Die Daten sind zudem Arbeitsgrundlage für die Garten- und Landschaftspflege, den Fremdenverkehr sowie für viel wissenschaftliche Bereiche, z.B. für die Klimatologie, die Klimaforschung, die Ökologie und die Medizin. Längst ist die Phänologie zu einem internationalen Forschungsgegenstand geworden, dem sich alle führende Universitäten weltweit zuwenden.
Die Beobachtungsdaten von Herrn Kraus werden nicht nur für nationale, sondern auch für internationale Untersuchungen verwendet. Seine Beobachtungsstell ist damit Bestandteil des Internationalen phänologischen Netzwerks. Der zwischenstaatliche Ausschuss für den Klimawandel nutzt z.B. phänologische Daten für die Untersuchung das aktuellen Klimawandels
Die für Allergiker so wichtige Pollenflugvorhersage wäre ohne phänologische Beobachtungen nicht möglich. Über Karten lassen sich die natürlichen Bedingungen an einem Beobachtungsort darstellen.
Für den nationalen Wetterdienst sind Bürger wie Bruno Kraus unverzichtbar, die mit Spaß am Wetter, Lieber zur Natur und einer guten Beobachtungsgabe jahrzehntelang gewissenhaft die Flora in ihrer Region überwachen.
Für die Brauchbarkeit langjähriger Beobachtungsdaten ist es sehr wichtig, dass die Daten immer von derselben Person, wie von Herrn Kraus, möglichst lange erhoben wurden. Nur so sind die innere Konsistenz und damit die Vergleichbarkeit zwischen den Jahren gewährleistet.
Der Phänologe muss für seine Tätigkeit besonderes Engagement mitbringen und die Beobachtungen ganzjährig ohne Pause durchführen. Die phänologische Beobachtungstätigkeit erfordert ein hohes Maß an Naturverbundenheit, Einfühlungsvermögen in die biologischen Prozesse, Idealismus und Pflichtgefühl.
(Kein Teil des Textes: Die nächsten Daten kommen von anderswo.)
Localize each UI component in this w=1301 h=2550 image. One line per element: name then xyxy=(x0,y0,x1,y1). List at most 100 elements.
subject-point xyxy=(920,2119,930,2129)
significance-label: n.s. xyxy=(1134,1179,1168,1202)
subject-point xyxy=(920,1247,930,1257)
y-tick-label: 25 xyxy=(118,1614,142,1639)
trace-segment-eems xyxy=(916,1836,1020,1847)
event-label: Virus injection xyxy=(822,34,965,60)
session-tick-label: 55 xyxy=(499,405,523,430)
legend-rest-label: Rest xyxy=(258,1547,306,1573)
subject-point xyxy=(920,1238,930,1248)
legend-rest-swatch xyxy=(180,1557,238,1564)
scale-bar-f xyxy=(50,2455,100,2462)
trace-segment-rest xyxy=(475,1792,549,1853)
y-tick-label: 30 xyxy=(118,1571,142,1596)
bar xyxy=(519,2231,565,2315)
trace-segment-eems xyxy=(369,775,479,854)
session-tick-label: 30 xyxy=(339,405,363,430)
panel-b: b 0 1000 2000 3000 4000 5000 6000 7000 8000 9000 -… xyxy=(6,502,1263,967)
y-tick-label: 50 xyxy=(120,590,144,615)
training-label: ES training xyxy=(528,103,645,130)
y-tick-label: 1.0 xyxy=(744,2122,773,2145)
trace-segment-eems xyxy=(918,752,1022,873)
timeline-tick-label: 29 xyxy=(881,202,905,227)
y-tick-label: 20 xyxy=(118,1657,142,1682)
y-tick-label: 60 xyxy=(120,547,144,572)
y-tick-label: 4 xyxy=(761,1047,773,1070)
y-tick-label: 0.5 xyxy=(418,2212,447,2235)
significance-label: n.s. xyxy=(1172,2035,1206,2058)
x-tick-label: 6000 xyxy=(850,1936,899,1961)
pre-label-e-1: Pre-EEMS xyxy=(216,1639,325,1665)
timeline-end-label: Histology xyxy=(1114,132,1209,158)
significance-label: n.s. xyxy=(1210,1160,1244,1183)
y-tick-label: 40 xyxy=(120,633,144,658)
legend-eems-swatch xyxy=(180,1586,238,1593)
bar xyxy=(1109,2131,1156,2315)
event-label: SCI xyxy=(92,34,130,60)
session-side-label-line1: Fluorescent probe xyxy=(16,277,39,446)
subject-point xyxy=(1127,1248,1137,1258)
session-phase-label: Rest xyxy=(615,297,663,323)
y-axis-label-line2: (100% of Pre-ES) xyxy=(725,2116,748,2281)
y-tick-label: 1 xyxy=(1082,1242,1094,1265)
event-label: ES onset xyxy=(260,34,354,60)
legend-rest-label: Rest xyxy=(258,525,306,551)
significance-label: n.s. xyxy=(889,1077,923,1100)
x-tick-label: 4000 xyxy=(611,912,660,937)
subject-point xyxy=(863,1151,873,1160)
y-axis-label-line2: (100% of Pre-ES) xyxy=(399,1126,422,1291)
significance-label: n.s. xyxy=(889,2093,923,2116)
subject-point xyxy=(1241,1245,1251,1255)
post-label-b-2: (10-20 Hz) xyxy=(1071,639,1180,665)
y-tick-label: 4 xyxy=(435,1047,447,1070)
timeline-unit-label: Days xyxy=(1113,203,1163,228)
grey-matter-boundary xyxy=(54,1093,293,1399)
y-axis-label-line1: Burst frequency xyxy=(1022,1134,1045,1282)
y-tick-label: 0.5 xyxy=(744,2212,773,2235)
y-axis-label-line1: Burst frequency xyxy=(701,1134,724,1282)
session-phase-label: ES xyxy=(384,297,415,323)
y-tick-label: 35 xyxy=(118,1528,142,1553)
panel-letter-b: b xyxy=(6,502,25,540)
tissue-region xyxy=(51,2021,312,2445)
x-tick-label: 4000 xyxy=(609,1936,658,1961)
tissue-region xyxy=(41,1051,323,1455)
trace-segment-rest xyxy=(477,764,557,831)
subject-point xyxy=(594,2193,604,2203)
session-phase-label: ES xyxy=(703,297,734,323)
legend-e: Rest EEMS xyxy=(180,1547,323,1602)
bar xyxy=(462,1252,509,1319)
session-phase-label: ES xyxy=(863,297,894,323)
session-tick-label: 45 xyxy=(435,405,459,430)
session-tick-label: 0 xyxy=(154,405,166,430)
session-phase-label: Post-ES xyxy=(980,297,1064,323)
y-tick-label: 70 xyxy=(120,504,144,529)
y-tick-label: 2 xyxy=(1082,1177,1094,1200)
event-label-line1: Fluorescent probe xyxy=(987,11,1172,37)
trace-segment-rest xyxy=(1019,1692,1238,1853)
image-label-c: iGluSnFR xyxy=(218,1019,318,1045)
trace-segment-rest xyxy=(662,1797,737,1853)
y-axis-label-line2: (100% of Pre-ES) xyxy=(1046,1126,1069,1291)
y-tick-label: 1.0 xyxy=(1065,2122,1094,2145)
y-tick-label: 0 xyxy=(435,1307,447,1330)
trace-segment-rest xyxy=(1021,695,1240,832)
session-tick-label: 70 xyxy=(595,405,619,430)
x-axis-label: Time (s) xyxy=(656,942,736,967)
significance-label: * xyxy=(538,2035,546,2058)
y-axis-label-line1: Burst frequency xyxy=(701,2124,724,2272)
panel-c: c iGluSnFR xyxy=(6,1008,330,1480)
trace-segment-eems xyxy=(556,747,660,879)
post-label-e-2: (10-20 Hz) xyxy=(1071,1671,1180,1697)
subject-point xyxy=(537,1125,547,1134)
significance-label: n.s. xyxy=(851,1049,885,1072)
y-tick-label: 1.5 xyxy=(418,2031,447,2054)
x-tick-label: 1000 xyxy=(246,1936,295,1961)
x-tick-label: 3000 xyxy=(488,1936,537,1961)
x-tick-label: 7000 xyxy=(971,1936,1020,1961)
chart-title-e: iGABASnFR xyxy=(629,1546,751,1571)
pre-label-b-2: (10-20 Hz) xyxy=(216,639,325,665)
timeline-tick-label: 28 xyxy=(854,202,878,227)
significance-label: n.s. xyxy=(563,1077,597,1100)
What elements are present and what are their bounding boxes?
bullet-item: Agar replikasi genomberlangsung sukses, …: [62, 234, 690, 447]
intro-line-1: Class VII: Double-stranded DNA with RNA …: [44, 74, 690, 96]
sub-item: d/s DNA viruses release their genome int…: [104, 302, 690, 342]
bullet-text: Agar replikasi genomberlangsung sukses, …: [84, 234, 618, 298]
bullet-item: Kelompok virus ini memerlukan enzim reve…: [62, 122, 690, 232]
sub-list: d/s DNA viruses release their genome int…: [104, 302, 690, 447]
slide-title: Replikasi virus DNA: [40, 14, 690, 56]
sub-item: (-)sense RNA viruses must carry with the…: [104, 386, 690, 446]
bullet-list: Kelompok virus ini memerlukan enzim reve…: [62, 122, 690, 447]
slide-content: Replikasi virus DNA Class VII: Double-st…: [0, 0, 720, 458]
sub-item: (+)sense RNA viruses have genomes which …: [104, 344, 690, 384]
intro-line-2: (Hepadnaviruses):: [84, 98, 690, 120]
Den ehren Worten schloss sich Oberbürgermeister Pötzsch mit einem Geschenk seitens der Stadt Selb an. Bruno Kraus selbst dankte der Würdigung. Diese sei für ihn absolut überraschend. Als ehemaliger Biologielehrer habe er diese Aufgabe stets gerne und mit viel Vergnügen durchgeführt.